Q10. Explain use of Internet technologies in supply chain management.
Supply chain management can be defined as the planning as well as management of all activities
that are involved in sourcing as well as procurement, conversion, plus including all logistics
management activities. In addition, it is important to note that it also includes the coordination plus
collaboration with channel partners that may be intermediaries, suppliers or customers, etc. In
other words, supply chain management merges supply as well as demand management within and
across businesses or companies. And, it has an integrating function with the main responsibility of
linking primary business functions as well as processes within as well as across business firms into
a strong and high-performing model. Now the internet has revolutionized supply chain
management. There are at least five roles the internet has played when it comes to this. Below are
the different areas in which this has happened: Inventory Management: Definitely one aspect of
supply chains that is most costly is inventory management. And, the internet has made it possible
for business firms to quickly set up EDI information programs with their clients.
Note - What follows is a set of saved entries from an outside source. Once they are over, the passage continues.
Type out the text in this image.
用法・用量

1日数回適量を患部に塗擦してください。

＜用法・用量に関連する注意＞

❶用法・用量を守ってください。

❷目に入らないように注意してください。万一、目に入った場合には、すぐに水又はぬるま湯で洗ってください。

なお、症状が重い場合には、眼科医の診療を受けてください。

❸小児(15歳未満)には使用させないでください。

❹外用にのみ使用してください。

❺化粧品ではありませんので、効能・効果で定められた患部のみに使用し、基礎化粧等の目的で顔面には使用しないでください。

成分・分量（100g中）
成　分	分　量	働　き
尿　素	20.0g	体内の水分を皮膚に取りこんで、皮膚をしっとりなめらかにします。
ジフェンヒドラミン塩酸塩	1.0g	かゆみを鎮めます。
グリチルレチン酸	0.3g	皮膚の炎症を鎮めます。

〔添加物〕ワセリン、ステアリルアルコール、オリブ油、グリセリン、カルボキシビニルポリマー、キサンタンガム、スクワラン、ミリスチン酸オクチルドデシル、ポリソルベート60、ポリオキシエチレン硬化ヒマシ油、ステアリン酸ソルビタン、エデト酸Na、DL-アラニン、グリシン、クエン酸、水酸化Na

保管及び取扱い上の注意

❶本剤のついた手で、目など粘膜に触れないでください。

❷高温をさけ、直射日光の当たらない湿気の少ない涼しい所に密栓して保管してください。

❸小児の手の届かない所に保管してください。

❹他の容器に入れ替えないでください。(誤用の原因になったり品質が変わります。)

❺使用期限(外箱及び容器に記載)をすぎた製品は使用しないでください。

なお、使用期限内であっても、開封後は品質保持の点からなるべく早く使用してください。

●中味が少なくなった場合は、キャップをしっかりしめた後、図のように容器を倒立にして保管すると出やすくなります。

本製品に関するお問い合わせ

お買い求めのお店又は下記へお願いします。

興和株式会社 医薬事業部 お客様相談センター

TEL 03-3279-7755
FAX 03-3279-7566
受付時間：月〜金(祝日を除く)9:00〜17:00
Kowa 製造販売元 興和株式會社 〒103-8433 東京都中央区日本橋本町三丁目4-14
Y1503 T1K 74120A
Before the
emergence of the internet, EDI will usually take a longer time to be implemented in a supply chain.
Then, every channel member had to massively invest in software, equipment, as well as training
before EDI systems could be made operational. Purchasing: The internet has also made it possible
for cost associated with purchasing to be reduced. In the United States, business firms have been
able to make use of the internet to streamline the purchasing function. With it there is reduction in
paper-flows as well as ordercycle times- the time it takes for purchased order to be delivered.
Today, face-to-face negotiations, which might be considered the order of the day in the past, are
not frequently used as bargaining, re-negotiations, term and price agreements, etc. can now be
done via the internet. Transportation: Transport management is probably the most popular use of
the internet in supply chains. This is so important for any business since the tracking of shipments
to regional depots will provide the firm with data that shows how reliable or otherwise the
performance of its carriers is, making it possible for transport managers to confirm whether their
motor carriers are meeting the promised arrival time. And, it also enables them to inform carriers
about shipment delays as this occurs rather than wait for days or even longer before informing
them. Order processing: This critical role of order processing is one that the internet has helped to
dramatically reduce costs. And, reduction in paperwork is a major item of this cost saving when
compared to conventional practices. Okay another major benefit that the internet has bestowed on
this process is the increase in speed with which order processing is now done. Since there is now
a reduction in the time it takes for orders to be placed and received by clients. Vendor relationships:
A critical factor when it comes to vendor relations for a business is being able to rate the
performance of its vendors. This will be based on elements agreed by both parties (the company
and its vendors). And, such performances include factors like deliveries to the company’s
warehouses including depots; vendor raw material inventory among others. The internet has been
used to monitor these areas. Customer service: The internet has made it possible for customers to
have 24-hour access to a business firm’s customer service department making it possible for
companies to be notified of any problem or service issue. Now apart from providing another option
for customers to contact a company concerning service issues this has helped improve
communication flow between business firms and their customers.